A Câmara Municipal de Feira de Santana aprovou, em sessão extraordinária realizada na quarta-feira (04/03/2026), um Projeto de Lei Complementar de autoria do Poder Executivo que disciplina o reajuste de benefícios previdenciários de servidores municipais. A proposta altera a Lei Complementar nº 161/2025, com a inclusão de novas regras no artigo 3º da legislação.
O projeto aprovado estabelece critérios relacionados à concessão e ao reajuste de aposentadorias e pensões vinculadas ao Regime Próprio de Previdência Social (RPPS) do município.
De acordo com o texto, as alterações buscam definir parâmetros legais para a atualização dos benefícios previdenciários pagos a servidores municipais e seus dependentes.
Projeto altera regras da Lei Complementar nº 161/2025
A proposta aprovada acrescenta nova redação ao artigo 3º da Lei Complementar nº 161/2025, que trata da concessão de benefícios previdenciários aos servidores públicos municipais.
O dispositivo prevê que a concessão de aposentadoria ao servidor vinculado ao Regime Próprio de Previdência Social e a pensão por morte aos dependentes será assegurada a qualquer tempo, desde que os requisitos legais para obtenção do benefício tenham sido cumpridos antes da data de vigência da nova lei.
A norma determina ainda que os critérios aplicáveis devem observar a legislação vigente no momento em que o servidor adquiriu o direito ao benefício.

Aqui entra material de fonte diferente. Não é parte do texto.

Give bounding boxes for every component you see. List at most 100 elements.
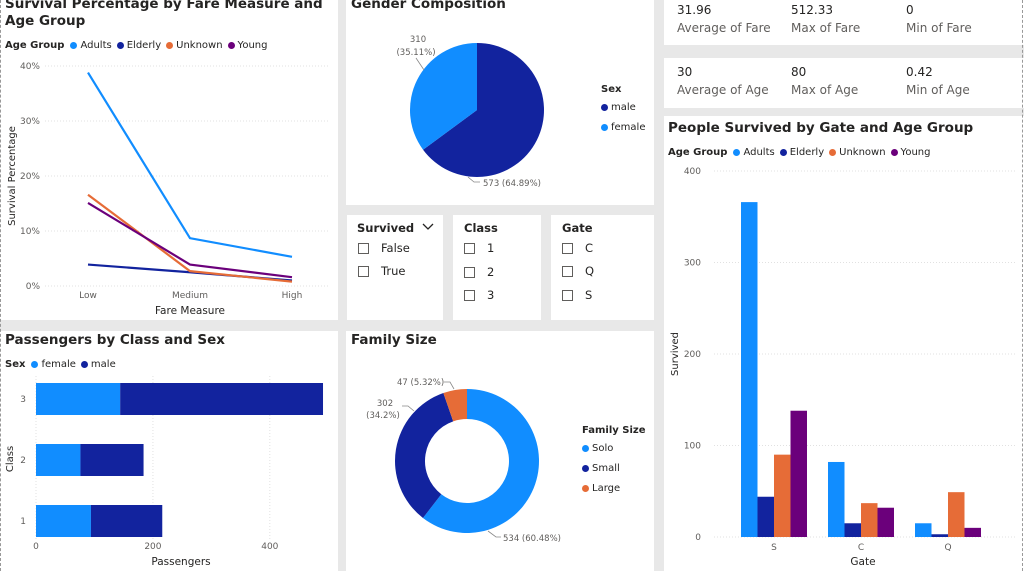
slicer-option-2[interactable]: 2 bbox=[464, 265, 494, 279]
legend-item-elderly: Elderly bbox=[779, 147, 824, 158]
y-tick-label: 0% bbox=[26, 282, 41, 292]
checkbox[interactable] bbox=[464, 266, 475, 278]
legend-dot bbox=[601, 124, 608, 131]
slicer-option-c[interactable]: C bbox=[562, 241, 593, 255]
option-label: 3 bbox=[487, 288, 495, 302]
column-adults-C bbox=[828, 461, 845, 537]
canvas-edge bbox=[1022, 0, 1024, 571]
y-tick-label: 400 bbox=[684, 167, 701, 177]
y-tick-label: 200 bbox=[684, 350, 701, 360]
slicer-option-s[interactable]: S bbox=[562, 288, 592, 302]
bar-male-class-1 bbox=[90, 505, 163, 537]
slicer-option-1[interactable]: 1 bbox=[464, 241, 494, 255]
x-axis-title: Passengers bbox=[151, 556, 210, 568]
donut-legend-title: Family Size bbox=[582, 425, 652, 436]
checkbox[interactable] bbox=[562, 265, 573, 277]
kpi-label: Min of Age bbox=[906, 83, 970, 97]
checkbox[interactable] bbox=[358, 242, 369, 254]
legend-dot bbox=[582, 445, 589, 452]
survived-slicer: Survived False True bbox=[347, 215, 443, 320]
slicer-option-3[interactable]: 3 bbox=[464, 288, 494, 302]
donut-slice-large bbox=[443, 389, 467, 422]
y-tick-label: 1 bbox=[20, 517, 26, 527]
series-line-unknown bbox=[87, 193, 293, 283]
gate-slicer: Gate C Q S bbox=[551, 215, 654, 320]
legend-label: Adults bbox=[743, 147, 775, 158]
legend-title: Age Group bbox=[668, 147, 728, 158]
legend-label: Young bbox=[237, 40, 268, 51]
legend-label: Young bbox=[900, 147, 931, 158]
data-label: 534 (60.48%) bbox=[503, 534, 561, 544]
x-tick-label: C bbox=[858, 543, 864, 553]
checkbox[interactable] bbox=[562, 242, 573, 254]
gender-legend-title: Sex bbox=[601, 84, 627, 95]
option-label: S bbox=[585, 288, 593, 302]
line-chart-title: Survival Percentage by Fare Measure and … bbox=[5, 0, 323, 29]
legend-item-adults: Adults bbox=[70, 40, 112, 51]
legend-dot bbox=[733, 149, 741, 156]
bar-chart-title: Passengers by Class and Sex bbox=[5, 332, 225, 348]
checkbox[interactable] bbox=[562, 289, 573, 301]
y-tick-label: 0 bbox=[695, 533, 701, 543]
kpi-value: 512.33 bbox=[791, 3, 833, 17]
column-unknown-C bbox=[861, 503, 878, 537]
checkbox[interactable] bbox=[464, 242, 475, 254]
age-kpi-card: 30 Average of Age 80 Max of Age 0.42 Min… bbox=[664, 58, 1024, 108]
slicer-option-true[interactable]: True bbox=[358, 264, 405, 278]
gate-bar-chart: 0 100 200 300 400 Survived Gate S C Q bbox=[670, 167, 1016, 568]
legend-label: Large bbox=[592, 483, 621, 494]
legend-label: female bbox=[41, 359, 76, 370]
checkbox[interactable] bbox=[358, 265, 369, 277]
checkbox[interactable] bbox=[464, 289, 475, 301]
legend-dot bbox=[601, 104, 608, 111]
kpi-value: 31.96 bbox=[677, 3, 712, 17]
donut-slice-solo bbox=[422, 389, 539, 533]
data-label: (34.2%) bbox=[366, 411, 400, 421]
legend-label: Solo bbox=[592, 443, 614, 454]
legend-item-unknown: Unknown bbox=[829, 147, 886, 158]
legend-item-large: Large bbox=[582, 483, 620, 494]
slicer-title: Survived bbox=[357, 221, 415, 235]
x-tick-label: S bbox=[771, 543, 777, 553]
y-tick-label: 3 bbox=[20, 395, 26, 405]
series-line-adults bbox=[87, 72, 293, 258]
legend-title: Age Group bbox=[5, 40, 65, 51]
chevron-down-icon[interactable] bbox=[347, 215, 443, 245]
gate-chart-title: People Survived by Gate and Age Group bbox=[668, 120, 974, 136]
slicer-option-q[interactable]: Q bbox=[562, 264, 594, 278]
y-tick-label: 2 bbox=[20, 456, 26, 466]
column-elderly-S bbox=[757, 496, 774, 537]
legend-item-young: Young bbox=[227, 40, 268, 51]
legend-item-female: female bbox=[601, 122, 645, 133]
x-axis-title: Fare Measure bbox=[155, 305, 225, 317]
legend-item-young: Young bbox=[890, 147, 931, 158]
kpi-label: Average of Fare bbox=[677, 21, 771, 35]
label-leader bbox=[467, 176, 480, 183]
label-leader bbox=[415, 57, 425, 71]
legend-title: Family Size bbox=[582, 425, 646, 436]
legend-dot bbox=[80, 361, 88, 368]
column-unknown-Q bbox=[948, 492, 965, 537]
option-label: 2 bbox=[487, 265, 495, 279]
x-tick-label: 200 bbox=[144, 542, 161, 552]
donut-title: Family Size bbox=[351, 332, 437, 348]
slicer-option-false[interactable]: False bbox=[358, 241, 410, 255]
column-elderly-Q bbox=[931, 534, 948, 537]
bar-female-class-3 bbox=[36, 383, 121, 415]
canvas-edge bbox=[0, 0, 2, 571]
y-tick-label: 40% bbox=[20, 62, 40, 72]
bar-female-class-1 bbox=[36, 505, 91, 537]
family-size-panel: Family Size 534 (60.48%) 302 (34.2%) 47 (5.… bbox=[346, 331, 654, 571]
y-axis-title: Survival Percentage bbox=[7, 126, 18, 226]
option-label: True bbox=[381, 264, 406, 278]
label-leader bbox=[444, 381, 455, 390]
y-tick-label: 30% bbox=[20, 117, 40, 127]
kpi-label: Average of Age bbox=[677, 83, 769, 97]
series-line-young bbox=[87, 202, 293, 279]
column-elderly-C bbox=[844, 523, 861, 537]
class-slicer: Class 1 2 3 bbox=[453, 215, 541, 320]
class-sex-bar-panel: Passengers by Class and Sex Sex female m… bbox=[0, 331, 338, 571]
legend-label: Adults bbox=[80, 40, 112, 51]
kpi-value: 0 bbox=[906, 3, 914, 17]
legend-label: Unknown bbox=[176, 40, 223, 51]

Com isso, o projeto busca garantir segurança jurídica para servidores e dependentes em relação ao reconhecimento de direitos previdenciários já adquiridos.
Reajuste de benefícios dependerá de lei específica e estudo atuarial
O texto aprovado também inclui o parágrafo 3º no artigo 3º da lei, estabelecendo regras para o reajuste de benefícios calculados com base na média aritmética das contribuições previdenciárias.
De acordo com o dispositivo, os benefícios fixados com base nessa regra somente poderão ser reajustados por meio de leis específicas, que deverão ser aprovadas posteriormente pelo Poder Legislativo municipal.
Além disso, a atualização dos valores dependerá da realização prévia de estudo de impacto atuarial, mecanismo utilizado para avaliar a sustentabilidade financeira do sistema previdenciário.
O objetivo da medida é garantir equilíbrio financeiro e atuarial do regime previdenciário municipal, considerando as obrigações futuras com aposentadorias e pensões.
Índice de reajuste terá limite vinculado ao IPCA
O projeto também define parâmetros para eventual reajuste dos benefícios previdenciários calculados pela média aritmética.
De acordo com o texto aprovado, o índice máximo de reajuste terá como referência o Índice Nacional de Preços ao Consumidor Amplo (IPCA), utilizado como indicador oficial da inflação no país.
A legislação estabelece ainda a possibilidade de acréscimo de juros simples de 0,43%, respeitando os limites previstos na norma.
Segundo a redação da proposta, o objetivo é assegurar autonomia administrativa e financeira ao ente municipal na gestão do regime previdenciário, mantendo parâmetros legais para a atualização dos benefícios.
Medida integra ajustes na legislação previdenciária municipal
A aprovação do projeto integra o conjunto de adequações na legislação previdenciária municipal relacionadas ao funcionamento do Regime Próprio de Previdência Social dos servidores de Feira de Santana.
Com a mudança, passam a ser definidos procedimentos legais para concessão e reajuste de aposentadorias e pensões, além de estabelecer critérios para atualização dos valores pagos aos beneficiários.
A nova regra entra no conjunto de medidas voltadas à gestão financeira e atuarial do sistema previdenciário municipal, que exige planejamento de longo prazo para garantir o pagamento dos benefícios.